Мак-Ивер улыбнулся ей в ответ и поднял бокал:
– Хвала Создателю за Шахразаду и за то, что не будет возни с грязной посудой!
– Это самое приятное. – Дженни вздохнула. – Такая славная девушка, такая заботливая. Том такой счастливчик. Шахразада говорит, он должен прилететь завтра.
– Надеюсь. У него должна быть для нас почта.
– Ты дозвонился до Энди?
– Нет, так и не дозвонился пока. – Мак-Ивер решил ничего не говорить про танк. – Как думаешь, ты могла бы позаимствовать Хасана или кого-нибудь из других ее слуг на пару дней в неделю? Это здорово бы тебе помогло.
– Я не стану просить ее, ты сам знаешь, как теперь обстоят дела.
– Наверное, ты права, черт побери! Как это все меня достало!
Сейчас иностранцам практически невозможно было найти прислугу, какие бы деньги они ни предлагали. Всего лишь несколько месяцев назад было так легко отыскать прекрасных, заботливых слуг, после чего, с их помощью и благодаря нескольким словам на фарси, ведение домашнего хозяйства превращалось в радость, походы по магазинам – в легкие прогулки.

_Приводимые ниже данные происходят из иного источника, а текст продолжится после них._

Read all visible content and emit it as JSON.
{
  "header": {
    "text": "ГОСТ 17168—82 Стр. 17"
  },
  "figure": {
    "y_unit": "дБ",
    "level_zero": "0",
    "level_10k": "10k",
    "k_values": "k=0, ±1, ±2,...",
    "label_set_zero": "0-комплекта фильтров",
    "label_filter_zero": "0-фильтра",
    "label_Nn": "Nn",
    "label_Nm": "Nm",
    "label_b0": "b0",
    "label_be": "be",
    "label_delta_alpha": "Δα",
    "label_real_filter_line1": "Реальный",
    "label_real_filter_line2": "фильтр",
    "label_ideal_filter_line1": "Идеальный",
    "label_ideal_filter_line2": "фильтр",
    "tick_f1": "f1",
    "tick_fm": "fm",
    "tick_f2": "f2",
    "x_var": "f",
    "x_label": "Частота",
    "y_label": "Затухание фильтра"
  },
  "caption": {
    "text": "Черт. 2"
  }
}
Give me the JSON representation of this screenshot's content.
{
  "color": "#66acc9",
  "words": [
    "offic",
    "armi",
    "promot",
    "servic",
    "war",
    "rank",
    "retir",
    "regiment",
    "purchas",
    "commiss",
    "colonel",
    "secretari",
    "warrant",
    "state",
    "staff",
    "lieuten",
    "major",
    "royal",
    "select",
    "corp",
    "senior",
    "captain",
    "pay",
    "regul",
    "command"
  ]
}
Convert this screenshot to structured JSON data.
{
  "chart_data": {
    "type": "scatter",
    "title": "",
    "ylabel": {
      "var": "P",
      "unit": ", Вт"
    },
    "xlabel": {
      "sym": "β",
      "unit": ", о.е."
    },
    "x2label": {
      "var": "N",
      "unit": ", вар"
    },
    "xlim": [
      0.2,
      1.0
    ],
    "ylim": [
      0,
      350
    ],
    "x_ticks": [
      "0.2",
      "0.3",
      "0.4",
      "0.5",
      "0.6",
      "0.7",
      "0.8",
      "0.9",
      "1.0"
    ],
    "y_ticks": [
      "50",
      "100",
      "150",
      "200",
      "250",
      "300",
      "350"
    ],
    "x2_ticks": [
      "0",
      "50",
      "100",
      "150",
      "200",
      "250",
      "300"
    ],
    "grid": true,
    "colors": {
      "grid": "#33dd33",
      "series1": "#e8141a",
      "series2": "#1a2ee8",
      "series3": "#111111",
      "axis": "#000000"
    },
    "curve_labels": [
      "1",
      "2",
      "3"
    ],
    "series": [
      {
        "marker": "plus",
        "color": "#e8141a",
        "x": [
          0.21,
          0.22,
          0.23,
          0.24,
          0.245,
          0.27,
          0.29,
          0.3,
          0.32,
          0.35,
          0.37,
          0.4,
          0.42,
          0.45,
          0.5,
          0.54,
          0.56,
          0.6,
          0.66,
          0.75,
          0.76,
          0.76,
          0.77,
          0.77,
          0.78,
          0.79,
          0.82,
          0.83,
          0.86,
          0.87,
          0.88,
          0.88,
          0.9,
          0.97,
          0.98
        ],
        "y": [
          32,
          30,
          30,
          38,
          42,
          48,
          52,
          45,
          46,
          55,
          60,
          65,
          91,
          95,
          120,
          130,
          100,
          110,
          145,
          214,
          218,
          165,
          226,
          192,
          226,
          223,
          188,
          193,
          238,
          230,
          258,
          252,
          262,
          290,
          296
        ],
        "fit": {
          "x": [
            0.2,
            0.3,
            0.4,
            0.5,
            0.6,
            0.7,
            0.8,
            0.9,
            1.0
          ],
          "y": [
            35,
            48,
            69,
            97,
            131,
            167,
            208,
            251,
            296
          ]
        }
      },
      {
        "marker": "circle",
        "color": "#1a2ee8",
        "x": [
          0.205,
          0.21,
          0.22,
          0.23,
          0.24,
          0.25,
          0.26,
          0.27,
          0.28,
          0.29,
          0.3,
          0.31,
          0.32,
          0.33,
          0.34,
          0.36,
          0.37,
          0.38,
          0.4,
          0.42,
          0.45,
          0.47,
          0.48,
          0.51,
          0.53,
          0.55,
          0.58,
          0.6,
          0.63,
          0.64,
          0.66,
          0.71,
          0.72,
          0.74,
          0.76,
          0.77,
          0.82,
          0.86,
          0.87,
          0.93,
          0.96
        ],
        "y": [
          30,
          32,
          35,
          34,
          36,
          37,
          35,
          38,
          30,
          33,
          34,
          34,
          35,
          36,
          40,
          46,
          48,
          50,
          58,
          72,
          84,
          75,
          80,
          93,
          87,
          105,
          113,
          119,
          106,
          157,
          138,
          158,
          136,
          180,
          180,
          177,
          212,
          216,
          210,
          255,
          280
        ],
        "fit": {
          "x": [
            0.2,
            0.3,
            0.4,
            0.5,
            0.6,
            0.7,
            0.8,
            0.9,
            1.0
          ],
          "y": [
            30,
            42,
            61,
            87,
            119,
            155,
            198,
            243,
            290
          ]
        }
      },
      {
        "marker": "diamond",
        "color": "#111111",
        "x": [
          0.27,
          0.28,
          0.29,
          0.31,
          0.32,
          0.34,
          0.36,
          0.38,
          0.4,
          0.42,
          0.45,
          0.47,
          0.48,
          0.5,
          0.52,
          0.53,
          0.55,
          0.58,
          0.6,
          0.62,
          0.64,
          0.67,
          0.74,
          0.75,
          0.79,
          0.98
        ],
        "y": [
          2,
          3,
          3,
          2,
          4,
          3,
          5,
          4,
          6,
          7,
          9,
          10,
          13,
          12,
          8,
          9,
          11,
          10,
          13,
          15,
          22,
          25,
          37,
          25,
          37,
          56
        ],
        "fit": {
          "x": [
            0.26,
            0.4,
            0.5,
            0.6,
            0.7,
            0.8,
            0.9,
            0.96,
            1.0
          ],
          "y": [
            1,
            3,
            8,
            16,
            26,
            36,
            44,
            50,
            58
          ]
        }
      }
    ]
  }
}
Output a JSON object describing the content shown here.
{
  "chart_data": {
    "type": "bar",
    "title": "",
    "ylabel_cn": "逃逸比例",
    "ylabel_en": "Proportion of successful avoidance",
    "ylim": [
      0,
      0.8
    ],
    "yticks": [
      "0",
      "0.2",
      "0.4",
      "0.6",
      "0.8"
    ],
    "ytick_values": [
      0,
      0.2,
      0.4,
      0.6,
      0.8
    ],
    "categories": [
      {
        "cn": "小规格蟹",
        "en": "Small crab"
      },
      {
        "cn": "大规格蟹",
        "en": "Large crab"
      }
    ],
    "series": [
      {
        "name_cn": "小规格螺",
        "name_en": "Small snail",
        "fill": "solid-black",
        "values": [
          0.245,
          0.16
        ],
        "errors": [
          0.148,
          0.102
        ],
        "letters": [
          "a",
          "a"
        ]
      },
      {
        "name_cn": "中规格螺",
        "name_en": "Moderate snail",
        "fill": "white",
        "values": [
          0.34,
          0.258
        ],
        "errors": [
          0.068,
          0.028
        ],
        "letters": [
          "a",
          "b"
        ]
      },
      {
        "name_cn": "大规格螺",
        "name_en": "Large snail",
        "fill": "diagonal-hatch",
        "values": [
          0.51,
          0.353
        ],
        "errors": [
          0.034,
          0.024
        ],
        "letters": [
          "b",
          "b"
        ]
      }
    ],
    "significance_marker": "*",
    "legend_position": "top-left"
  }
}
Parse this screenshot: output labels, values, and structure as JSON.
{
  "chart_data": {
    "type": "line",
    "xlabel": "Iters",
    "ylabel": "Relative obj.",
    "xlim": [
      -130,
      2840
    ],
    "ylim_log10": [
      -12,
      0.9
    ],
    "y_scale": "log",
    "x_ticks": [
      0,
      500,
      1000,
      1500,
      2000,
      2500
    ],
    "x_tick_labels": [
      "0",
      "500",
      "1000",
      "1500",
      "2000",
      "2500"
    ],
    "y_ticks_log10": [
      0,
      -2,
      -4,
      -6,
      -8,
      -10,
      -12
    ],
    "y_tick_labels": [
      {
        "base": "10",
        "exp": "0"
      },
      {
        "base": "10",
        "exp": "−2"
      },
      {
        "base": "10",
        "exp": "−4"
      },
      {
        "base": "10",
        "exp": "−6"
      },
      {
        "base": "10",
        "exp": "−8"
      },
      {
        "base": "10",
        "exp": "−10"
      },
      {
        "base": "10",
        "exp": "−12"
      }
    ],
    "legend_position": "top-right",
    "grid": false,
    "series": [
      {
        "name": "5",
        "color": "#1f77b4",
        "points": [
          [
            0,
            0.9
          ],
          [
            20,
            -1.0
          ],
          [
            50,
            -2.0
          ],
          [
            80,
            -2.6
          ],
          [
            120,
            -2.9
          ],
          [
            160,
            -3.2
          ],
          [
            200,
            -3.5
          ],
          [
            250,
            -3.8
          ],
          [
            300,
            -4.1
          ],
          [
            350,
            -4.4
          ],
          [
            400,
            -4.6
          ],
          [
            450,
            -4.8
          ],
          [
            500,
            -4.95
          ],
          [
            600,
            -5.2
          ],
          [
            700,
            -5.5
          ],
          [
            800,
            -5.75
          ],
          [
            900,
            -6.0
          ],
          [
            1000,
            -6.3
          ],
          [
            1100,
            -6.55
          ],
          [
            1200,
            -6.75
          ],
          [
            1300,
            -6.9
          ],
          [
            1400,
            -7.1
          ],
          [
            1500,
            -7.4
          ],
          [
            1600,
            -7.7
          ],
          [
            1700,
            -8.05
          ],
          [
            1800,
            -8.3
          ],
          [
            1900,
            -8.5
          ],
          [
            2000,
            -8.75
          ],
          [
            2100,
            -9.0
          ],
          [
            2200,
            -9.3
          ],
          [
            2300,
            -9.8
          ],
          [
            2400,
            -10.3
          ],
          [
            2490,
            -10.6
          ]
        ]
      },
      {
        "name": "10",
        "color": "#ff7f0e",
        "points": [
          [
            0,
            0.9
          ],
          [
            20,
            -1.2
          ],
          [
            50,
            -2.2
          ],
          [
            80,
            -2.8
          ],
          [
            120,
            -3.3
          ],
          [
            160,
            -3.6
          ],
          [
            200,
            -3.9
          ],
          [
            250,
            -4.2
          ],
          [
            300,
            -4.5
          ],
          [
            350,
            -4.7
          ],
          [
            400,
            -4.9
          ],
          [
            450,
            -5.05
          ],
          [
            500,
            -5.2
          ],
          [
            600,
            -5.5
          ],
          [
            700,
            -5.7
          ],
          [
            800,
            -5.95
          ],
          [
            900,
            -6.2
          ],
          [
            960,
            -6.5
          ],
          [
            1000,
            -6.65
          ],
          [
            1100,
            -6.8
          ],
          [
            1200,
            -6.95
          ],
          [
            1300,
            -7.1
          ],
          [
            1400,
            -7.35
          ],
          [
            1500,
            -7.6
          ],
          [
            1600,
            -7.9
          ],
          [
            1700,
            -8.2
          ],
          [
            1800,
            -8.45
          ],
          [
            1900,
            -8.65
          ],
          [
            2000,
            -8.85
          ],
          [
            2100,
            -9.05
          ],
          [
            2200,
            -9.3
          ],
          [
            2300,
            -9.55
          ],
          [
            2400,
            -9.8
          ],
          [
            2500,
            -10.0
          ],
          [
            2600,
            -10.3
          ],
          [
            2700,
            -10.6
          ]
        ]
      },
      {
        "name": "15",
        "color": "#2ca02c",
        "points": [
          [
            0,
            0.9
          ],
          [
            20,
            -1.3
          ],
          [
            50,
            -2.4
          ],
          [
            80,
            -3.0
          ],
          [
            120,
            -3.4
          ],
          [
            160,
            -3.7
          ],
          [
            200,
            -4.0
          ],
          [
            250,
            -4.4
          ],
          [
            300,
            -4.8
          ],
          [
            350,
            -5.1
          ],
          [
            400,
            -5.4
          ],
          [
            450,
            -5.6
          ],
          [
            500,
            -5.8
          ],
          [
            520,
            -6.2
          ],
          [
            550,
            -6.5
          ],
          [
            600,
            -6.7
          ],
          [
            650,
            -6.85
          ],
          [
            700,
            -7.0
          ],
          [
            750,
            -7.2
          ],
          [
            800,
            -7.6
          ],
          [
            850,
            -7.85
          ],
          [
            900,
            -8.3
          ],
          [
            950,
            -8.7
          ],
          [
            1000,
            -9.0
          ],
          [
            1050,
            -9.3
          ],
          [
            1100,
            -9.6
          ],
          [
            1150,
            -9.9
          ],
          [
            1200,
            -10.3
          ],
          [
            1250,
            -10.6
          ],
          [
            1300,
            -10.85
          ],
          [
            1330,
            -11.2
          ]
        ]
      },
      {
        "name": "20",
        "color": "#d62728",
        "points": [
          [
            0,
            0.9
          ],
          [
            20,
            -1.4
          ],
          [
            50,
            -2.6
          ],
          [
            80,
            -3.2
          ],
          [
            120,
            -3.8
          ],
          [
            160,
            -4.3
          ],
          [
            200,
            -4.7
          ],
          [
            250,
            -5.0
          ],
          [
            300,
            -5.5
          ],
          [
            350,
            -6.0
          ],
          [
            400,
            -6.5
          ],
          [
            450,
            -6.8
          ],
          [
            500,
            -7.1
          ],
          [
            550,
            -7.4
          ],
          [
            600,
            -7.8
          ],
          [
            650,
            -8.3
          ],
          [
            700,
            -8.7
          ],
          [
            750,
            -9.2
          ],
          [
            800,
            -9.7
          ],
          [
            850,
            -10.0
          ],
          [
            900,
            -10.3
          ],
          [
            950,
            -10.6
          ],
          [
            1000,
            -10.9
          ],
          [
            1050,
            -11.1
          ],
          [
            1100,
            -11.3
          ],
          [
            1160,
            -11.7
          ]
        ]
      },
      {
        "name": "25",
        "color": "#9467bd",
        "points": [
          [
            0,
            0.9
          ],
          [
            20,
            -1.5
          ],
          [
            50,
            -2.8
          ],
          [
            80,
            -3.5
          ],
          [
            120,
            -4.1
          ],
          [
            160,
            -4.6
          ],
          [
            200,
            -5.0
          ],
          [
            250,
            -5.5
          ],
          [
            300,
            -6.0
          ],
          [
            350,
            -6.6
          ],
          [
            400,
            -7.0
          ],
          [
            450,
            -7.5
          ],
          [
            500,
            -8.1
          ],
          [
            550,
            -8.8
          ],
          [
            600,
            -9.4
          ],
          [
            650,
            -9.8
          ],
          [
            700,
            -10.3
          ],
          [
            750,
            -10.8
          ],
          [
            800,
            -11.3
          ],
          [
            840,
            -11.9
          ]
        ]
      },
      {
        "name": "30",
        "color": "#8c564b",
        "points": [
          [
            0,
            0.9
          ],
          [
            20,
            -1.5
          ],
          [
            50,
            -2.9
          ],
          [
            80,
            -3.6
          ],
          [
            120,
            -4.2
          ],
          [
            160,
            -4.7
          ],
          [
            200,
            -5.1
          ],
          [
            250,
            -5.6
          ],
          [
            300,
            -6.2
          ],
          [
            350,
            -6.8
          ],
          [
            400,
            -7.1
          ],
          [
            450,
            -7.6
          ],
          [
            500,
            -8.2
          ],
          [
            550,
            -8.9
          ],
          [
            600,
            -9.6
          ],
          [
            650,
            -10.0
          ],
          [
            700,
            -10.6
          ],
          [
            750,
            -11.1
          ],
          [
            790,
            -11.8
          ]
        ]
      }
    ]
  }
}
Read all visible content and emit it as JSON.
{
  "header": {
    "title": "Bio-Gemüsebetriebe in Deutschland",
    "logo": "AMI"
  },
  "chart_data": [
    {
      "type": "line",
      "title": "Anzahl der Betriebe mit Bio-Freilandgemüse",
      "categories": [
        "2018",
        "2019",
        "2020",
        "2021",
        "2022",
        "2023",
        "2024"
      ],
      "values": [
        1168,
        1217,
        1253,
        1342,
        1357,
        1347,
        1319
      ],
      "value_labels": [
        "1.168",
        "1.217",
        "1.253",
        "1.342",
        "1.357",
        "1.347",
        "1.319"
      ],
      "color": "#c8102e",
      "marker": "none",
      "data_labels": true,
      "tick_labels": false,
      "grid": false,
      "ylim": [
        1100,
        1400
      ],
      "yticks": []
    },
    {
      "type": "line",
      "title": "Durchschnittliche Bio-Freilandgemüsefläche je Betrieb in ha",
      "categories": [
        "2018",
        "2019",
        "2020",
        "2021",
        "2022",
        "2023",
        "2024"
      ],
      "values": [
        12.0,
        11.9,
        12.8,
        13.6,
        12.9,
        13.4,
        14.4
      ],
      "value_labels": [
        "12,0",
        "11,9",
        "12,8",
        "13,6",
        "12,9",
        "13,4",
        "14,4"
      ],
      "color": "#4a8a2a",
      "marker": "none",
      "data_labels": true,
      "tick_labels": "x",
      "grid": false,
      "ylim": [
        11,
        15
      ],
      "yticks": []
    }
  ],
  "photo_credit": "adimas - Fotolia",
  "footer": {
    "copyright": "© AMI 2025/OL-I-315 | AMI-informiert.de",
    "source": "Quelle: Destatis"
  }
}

– Это едва ли не самое славное, что было в Иране, – сказала Дженни. – Такая огромная получалась разница: все муки житья в такой чужой стране пропадали разом.
– Ты все еще считаешь ее чужой? После стольких лет?
– Больше, чем когда-либо. Вся эта доброта, вежливость у тех немногих иранцев, с которыми мы встречались… Мне всегда казалось, что это все было лишь на поверхности, что именно сейчас их подлинные чувства вырвались наружу. Я, конечно, не имею в виду всех и каждого, не говорю о наших друзьях: взять Ануш, например. Я мало кого знаю, кто был бы милее и добрее ее. – (Ануш была женой генерала Валика, старшего из их иранских партнеров.) – Большинство жен чувствовали то же самое, Дункан, – добавила она, погруженная в воспоминания. – Может быть, именно поэтому экспатрианты здесь всегда держатся друг друга: эти групповые выезды на теннис, катание на лыжах, прогулки под парусом, уик-энды на Каспийском море – и слуги, которые носят корзины с едой и посудой на пикниках и убирают за нами. Думаю, мы жили как в раю, но теперь это в прошлом.
– Все вернется. Я от души надеюсь – ради них самих так же, как и ради нас, – что все вернется. Сегодня по дороге домой я вдруг осознал, чего мне теперь не хватает больше всего. Смеха, всего этого смеха. Теперь люди словно разучились смеяться. Я имею в виду, на улицах, даже детишки. – Мак-Ивер маленькими глотками потягивал свой виски.
– Да, этого смеха мне тоже очень не хватает. И шаха тоже жалко. Жалко, что ему пришлось бежать: все было так хорошо налажено, упорядочено, если говорить о нашей жизни, и так еще недавно. Бедняга, и до чего же отвратительно мы с ним обошлись, с ним и с его очаровательной женой. И это после всей той дружбы, которой он одаривал нашу сторону. Знаешь, мне ужасно стыдно: он действительно делал все, что мог, для своего народа.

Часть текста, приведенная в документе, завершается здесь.